Radical political groups were equally at risk: In 1907, the great Oaxacan anarchist Ricardo Flores Magón and several members of his Partido Liberal Mexicano were arrested and illegally imprisoned for over a year. Other activists and rabble-rousers learned to fear the department's red squad, which was organized in 1919 to fight "radicals, persons making unpatriotic utterances, [and] IWWs," and went on to take part in many sorry chapters of local history, including the mass deportations of the 1930s.
Throughout the early part of the century, though, Progressive reformers were battling to wrest control of the Police Department from the city's ruling elite and take it for the burgeoning bourgeoisie. Escobar takes the reformist luster off the Progressive movement -- which overlapped with the party of the same name and shared its goal of crafting industrial capitalism into a more refined and efficient beast -- by defining it simply as "an affirmation of the increasing strength and confidence of the growing American middle class." The Progressives' eventual success insulated the LAPD from the oft-corrupt political process, and as a side effect "essentially removed all external control over the actions of individual officers," with predictable results. At the same time, the force began a process of professionalization, raising "the status of police work by making officers' primary function fighting crime, not merely reacting to it," thus creating for themselves the perpetual mission of a "war on crime." This mission combined with the growing tendency to link crime to ethnicity, the LAPD's loss of its traditional big-money sponsors and the department's commensurate "need to develop a constituency among working-class whites to permanently label Mexican Americans a criminal element within the community." The unfortunate result, Escobar argues, was not only the destruction wreaked by the Zoot Suit Riots of 1943, but a legacy of antagonism and violence between the police and the Latino community that shows no signs of fading.
Police attacks, though, have not always been met passively. Escobar convincingly demonstrates that each wave of police repression helped to create an increasingly cohesive notion of Chicano identity and to spawn confident and effective struggles for Mexican American civil rights. While discussing the enormous community support for 17 young men wrongfully convicted of murder in the infamous Sleepy Lagoon trial of 1942-43, Escobar mentions in passing a telegram sent to the attorney general by 300 residents of L.A.'s Palo Verde barrio. Within two decades, Palo Verde would no longer exist.

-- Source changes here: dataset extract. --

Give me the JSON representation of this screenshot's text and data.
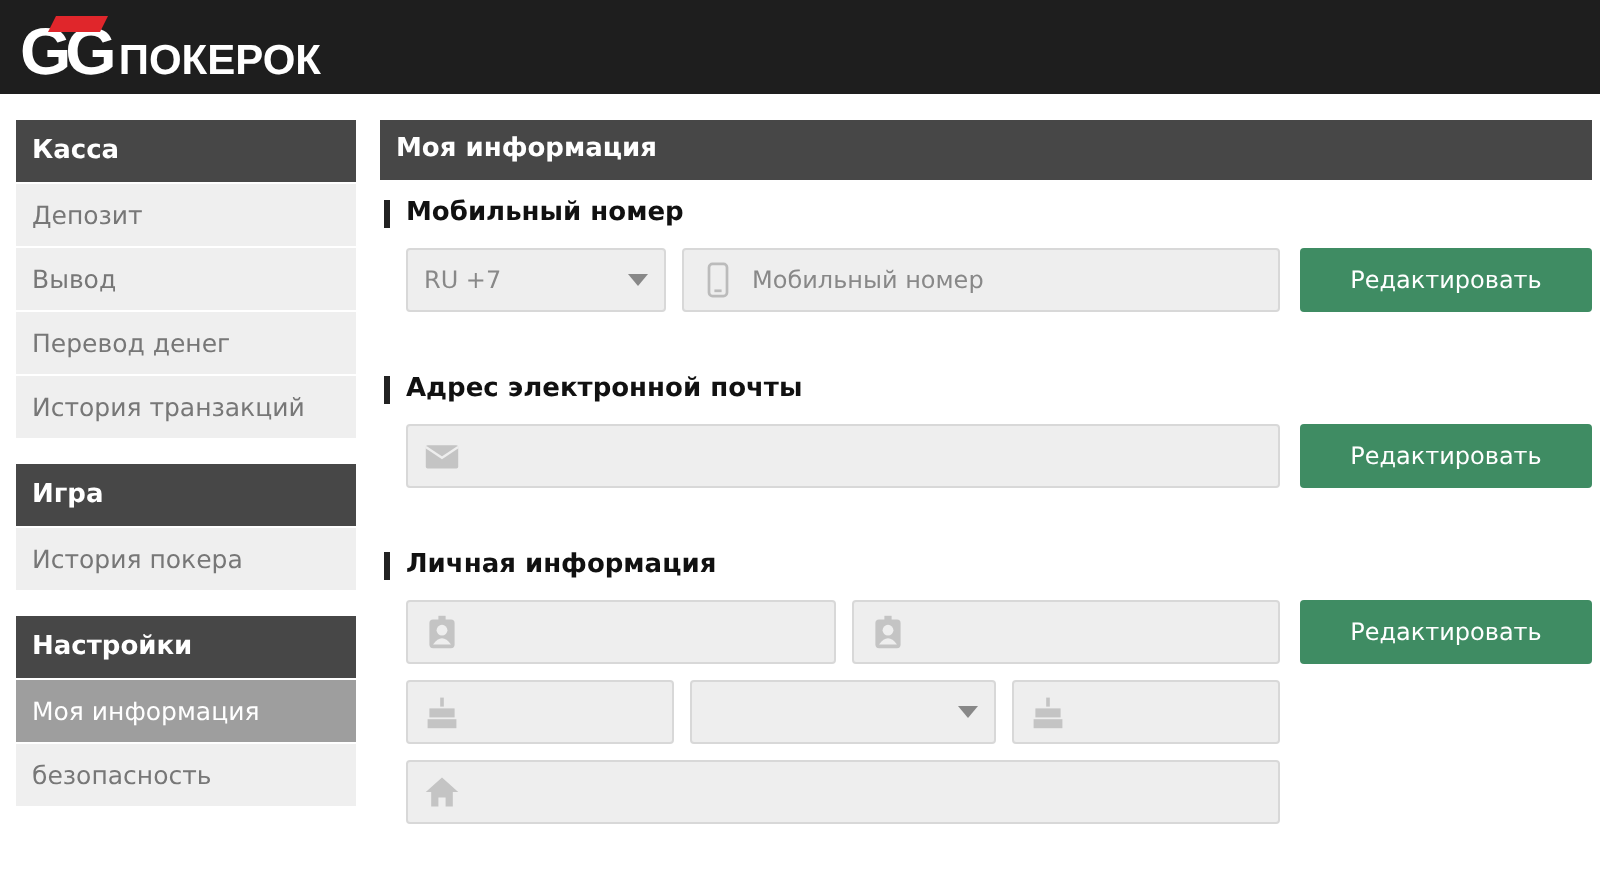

LIFE IN PALO VERDE, AND IN LA LOMA AND BISHOP, the other two neighborhoods that once made up Chávez Ravine, is lovingly documented in Don Normark's Chávez Ravine, 1949: A Los Angeles Story. Shortly after the 18-year-old photographer visited the area, its residents received form letters from the city announcing that their homes were to be razed to make way for a public-housing project. They were promised first choice of apartments. The project -- and all public-housing plans for L.A. -- fell victim to McCarthyism, but the inhabitants of Chávez Ravine were evicted nonetheless. The city eventually gave the land to Walter O'Malley, to lure him and his Dodgers away from Brooklyn. Palo Verde is now beneath the asphalt of the stadium parking lot.